You may not think your beloved family parakeet resembles a giant, meat-eating reptile, but according to a study published in the Nature journal, the two actually have a lot in common. Modern birds retain the physical characteristics of baby dinosaurs. Specifically, the skulls of modern birds and juvenile dinosaurs are remarkably similar.
The researchers have discovered that the birds we see flitting and flying around our planet today are actually living Theropod dinosaurs, a carnivorous group that included the Velociraptor and Tyrannosaurus Rex.
According to the report, researchers scanned dozens of skulls ranging from modern to approximately 250 million years old and discovered that “the evolution of birds is the result of a drastic change in how dinosaurs developed”. While many dinosaurs took years to reach sexual maturity, birds sped up this process which allowed them to keep maintain the look of a baby dino.
“What is interesting about this research is the way it illustrates evolution as a developmental phenomenon,” Harvard University’s Arkhat Abzhanov, associate professor of organismic and evolutionary biology was quoted as saying in a press release. “By changing the developmental biology in early species, nature has produced the modern bird –- an entirely new creature –- and one that, with approximately 10,000 species, is today the most successful group of land vertebrates on the planet.”

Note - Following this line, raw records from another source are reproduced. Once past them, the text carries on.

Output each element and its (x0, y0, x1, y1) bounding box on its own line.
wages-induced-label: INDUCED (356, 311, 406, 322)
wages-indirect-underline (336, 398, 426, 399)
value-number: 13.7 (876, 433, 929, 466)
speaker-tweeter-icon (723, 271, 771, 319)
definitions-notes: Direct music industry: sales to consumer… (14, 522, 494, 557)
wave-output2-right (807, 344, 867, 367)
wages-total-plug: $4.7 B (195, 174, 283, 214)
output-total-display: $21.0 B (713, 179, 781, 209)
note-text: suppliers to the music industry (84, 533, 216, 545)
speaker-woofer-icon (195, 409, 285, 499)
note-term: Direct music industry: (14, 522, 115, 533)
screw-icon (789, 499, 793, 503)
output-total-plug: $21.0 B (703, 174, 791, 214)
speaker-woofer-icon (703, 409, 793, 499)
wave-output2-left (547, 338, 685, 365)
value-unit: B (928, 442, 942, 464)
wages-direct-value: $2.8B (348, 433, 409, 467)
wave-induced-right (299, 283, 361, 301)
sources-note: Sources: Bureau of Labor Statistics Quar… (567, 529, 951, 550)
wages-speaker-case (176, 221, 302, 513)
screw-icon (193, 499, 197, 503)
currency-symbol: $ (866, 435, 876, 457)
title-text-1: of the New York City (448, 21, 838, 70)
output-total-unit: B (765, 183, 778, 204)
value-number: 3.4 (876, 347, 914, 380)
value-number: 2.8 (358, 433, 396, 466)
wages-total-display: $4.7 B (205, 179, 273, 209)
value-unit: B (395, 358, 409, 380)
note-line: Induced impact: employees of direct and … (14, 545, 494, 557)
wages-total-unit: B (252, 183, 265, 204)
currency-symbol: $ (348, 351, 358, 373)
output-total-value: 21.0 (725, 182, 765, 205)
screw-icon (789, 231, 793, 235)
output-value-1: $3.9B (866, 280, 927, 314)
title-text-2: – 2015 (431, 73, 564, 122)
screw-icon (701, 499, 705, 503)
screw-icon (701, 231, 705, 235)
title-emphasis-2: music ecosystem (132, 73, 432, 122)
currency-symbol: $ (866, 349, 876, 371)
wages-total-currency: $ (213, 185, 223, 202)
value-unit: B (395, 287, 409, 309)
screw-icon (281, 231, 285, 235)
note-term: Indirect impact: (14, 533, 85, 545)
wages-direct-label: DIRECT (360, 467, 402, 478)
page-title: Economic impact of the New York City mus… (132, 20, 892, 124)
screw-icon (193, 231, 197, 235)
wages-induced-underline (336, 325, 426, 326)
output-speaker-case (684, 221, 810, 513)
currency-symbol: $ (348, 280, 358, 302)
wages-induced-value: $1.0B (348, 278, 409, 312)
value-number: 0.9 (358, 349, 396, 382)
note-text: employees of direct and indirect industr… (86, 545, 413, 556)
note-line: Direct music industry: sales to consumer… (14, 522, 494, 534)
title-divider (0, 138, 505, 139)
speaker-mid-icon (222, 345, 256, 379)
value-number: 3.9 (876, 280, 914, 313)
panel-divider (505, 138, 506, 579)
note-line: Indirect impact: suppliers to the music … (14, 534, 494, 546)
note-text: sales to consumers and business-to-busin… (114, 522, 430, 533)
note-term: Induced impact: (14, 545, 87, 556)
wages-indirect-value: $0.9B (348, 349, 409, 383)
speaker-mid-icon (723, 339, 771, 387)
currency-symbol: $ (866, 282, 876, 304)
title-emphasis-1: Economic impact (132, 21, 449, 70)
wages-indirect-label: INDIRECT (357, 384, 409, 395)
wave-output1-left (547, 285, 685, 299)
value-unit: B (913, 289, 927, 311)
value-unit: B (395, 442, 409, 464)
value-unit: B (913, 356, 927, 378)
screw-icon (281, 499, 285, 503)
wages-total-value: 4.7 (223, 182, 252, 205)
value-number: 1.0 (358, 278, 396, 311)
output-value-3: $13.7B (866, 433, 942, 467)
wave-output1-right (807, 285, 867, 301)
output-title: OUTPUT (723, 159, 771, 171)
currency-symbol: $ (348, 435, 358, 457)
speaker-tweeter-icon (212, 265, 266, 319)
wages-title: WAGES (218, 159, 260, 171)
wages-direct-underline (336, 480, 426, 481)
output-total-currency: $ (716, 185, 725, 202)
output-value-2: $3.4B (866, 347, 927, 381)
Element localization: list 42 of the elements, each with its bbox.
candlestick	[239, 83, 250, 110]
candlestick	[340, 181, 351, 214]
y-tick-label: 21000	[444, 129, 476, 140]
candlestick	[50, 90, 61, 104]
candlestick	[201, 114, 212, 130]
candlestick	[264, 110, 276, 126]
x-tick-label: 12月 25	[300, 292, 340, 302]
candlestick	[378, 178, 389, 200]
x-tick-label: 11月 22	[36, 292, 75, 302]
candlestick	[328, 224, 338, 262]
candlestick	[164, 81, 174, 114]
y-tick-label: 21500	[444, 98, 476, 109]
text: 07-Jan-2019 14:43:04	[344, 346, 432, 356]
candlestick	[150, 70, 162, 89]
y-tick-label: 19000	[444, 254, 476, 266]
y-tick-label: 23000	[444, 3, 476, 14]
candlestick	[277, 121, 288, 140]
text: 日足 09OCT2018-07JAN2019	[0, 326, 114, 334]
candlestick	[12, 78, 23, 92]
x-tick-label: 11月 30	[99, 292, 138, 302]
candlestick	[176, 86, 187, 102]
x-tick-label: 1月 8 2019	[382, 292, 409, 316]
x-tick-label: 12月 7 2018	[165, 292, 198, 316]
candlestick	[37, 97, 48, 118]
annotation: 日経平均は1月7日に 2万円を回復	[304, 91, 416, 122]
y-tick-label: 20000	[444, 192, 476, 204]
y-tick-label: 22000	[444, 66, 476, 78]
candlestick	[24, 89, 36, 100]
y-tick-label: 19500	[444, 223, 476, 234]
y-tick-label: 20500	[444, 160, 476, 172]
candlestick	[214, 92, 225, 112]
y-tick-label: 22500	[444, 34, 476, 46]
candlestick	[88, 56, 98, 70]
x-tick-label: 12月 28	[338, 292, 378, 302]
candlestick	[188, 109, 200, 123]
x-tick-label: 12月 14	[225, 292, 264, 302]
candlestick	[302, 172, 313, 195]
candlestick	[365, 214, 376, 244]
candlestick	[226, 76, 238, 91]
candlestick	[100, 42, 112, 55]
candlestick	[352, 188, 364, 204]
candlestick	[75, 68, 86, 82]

Discoveries like these highlight the need to protect these precious remains hiding just under the dirt all over our planet. Without the skulls to scan, this exciting new information may never have come to light. So, what can you do if you find a T-Rex bone in your backyard? How do you make sure trained professionals dig up the rest of the possible remains and document all of the important scientific information? First, get excited! You have just uncovered an amazing part of our history. Second, call your local university or state geological office (both numbers can be found online).